Voyager a été d’une aide immense. Lorsque nos difficultés semblaient presqu’insurmontables ici, là-bas, au bout du monde, dans une culture et langue différente, nous nous apaisions et pouvions passer inaperçus. De retour en France, l’appréhension re-surgissait, il faudrait rapidement accepter d’encaisser les remarques liées à son comportement hors-norme, s’excuser et brandir la carte de la différence.

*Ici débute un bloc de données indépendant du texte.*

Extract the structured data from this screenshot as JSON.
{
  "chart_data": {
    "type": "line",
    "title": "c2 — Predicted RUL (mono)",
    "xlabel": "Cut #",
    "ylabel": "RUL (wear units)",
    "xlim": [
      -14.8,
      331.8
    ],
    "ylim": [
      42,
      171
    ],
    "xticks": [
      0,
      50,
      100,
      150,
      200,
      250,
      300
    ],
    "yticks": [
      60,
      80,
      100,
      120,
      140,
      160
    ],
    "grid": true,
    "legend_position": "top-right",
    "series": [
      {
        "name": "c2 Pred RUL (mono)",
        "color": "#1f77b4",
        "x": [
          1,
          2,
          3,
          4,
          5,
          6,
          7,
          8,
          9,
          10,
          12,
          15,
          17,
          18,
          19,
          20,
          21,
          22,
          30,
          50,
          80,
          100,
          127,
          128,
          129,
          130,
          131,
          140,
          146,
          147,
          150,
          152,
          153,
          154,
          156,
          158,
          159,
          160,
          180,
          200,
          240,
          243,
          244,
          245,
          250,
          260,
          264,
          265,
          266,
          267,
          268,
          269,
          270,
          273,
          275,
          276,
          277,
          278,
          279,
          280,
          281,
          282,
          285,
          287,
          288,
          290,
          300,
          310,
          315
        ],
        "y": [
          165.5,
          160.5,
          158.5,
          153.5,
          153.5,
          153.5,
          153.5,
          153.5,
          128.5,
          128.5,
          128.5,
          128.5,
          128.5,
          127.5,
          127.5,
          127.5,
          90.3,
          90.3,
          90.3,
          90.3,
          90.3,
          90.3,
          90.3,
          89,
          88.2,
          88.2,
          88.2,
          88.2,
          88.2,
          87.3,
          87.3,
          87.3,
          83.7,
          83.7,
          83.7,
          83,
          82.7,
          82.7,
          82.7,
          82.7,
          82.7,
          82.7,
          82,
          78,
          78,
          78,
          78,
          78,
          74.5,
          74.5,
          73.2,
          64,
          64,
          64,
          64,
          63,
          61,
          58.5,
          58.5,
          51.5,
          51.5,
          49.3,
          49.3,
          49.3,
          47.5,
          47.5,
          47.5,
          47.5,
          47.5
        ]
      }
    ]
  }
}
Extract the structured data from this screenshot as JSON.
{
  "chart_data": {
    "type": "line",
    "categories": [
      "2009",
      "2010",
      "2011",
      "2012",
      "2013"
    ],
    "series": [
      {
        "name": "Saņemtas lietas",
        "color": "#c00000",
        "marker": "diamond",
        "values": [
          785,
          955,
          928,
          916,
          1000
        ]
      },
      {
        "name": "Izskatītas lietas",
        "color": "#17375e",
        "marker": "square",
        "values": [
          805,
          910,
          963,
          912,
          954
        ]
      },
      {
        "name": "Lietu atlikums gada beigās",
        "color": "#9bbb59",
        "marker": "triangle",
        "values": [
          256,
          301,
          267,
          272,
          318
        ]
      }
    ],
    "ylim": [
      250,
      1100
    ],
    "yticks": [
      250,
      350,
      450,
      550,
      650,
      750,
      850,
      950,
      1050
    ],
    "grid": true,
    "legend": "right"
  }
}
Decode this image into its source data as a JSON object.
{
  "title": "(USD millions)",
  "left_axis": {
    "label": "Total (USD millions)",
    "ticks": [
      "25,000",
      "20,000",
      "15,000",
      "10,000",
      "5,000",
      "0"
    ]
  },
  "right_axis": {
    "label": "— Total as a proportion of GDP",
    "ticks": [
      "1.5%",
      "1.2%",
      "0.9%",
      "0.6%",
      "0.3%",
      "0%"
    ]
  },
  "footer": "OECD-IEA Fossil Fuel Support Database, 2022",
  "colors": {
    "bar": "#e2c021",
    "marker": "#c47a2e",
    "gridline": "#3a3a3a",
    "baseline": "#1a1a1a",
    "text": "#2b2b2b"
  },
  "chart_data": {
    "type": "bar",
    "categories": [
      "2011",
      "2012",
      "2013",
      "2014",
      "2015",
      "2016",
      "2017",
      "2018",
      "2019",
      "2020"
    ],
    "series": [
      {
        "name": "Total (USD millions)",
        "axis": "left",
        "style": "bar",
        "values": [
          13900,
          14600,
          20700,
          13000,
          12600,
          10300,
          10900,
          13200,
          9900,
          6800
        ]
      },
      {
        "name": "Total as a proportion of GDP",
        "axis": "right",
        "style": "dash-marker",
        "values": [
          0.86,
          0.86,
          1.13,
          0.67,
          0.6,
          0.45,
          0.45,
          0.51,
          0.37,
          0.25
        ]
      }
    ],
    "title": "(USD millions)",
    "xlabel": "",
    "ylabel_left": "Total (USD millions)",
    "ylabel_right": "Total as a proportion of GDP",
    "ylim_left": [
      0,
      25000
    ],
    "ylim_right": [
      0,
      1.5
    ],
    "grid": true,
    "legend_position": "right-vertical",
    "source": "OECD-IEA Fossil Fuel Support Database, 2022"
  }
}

Il avait 3 ans, 5 ans, 7 ans.
Alors nous avons puisé des ressources en nous décalant au quotidien mais aussi, pendant les vacances, en nous décalant sur le globe. Nous avons commencé à mener des réflexions secrètes sur les effets du voyage et la norme du quotidien. Ces attentes si relatives, liées à un environnement, et en même temps si présentes, pesantes voire oppressantes pour nous épris de liberté. Cette norme est une injonction qui met en marge.
Quelques années plus tard, l’idée même du départ et du voyage en famille compenserait la déscolarisation. Nous en attendions rien et beaucoup à la fois, un répit, un encouragement. Nous savions quelles empruntes positives le décalage horaire laissait à chaque retour. Il nous « réparait » et nous aidait à nous repérer. Il mettait aussi en lumière ses capacités voilées par la norme scolaire.
Le voyage a été et est encore un appui. Le voyage a cette faculté de pouvoir décaler les obsessions. Le changement de routine entraîne un changement des préoccupations. Bien sûr qu’il arrive que des crises surgissent en voyage, que de nouvelles obsessions s’emballent. Mais les fixations trouvent un écart, l’écart de la distance, l’écart de la différence pour s’alléger. La tyrannie d’une idée peut alors muter et se fixer ailleurs, comme sur un souvenir d’une rivière en crue.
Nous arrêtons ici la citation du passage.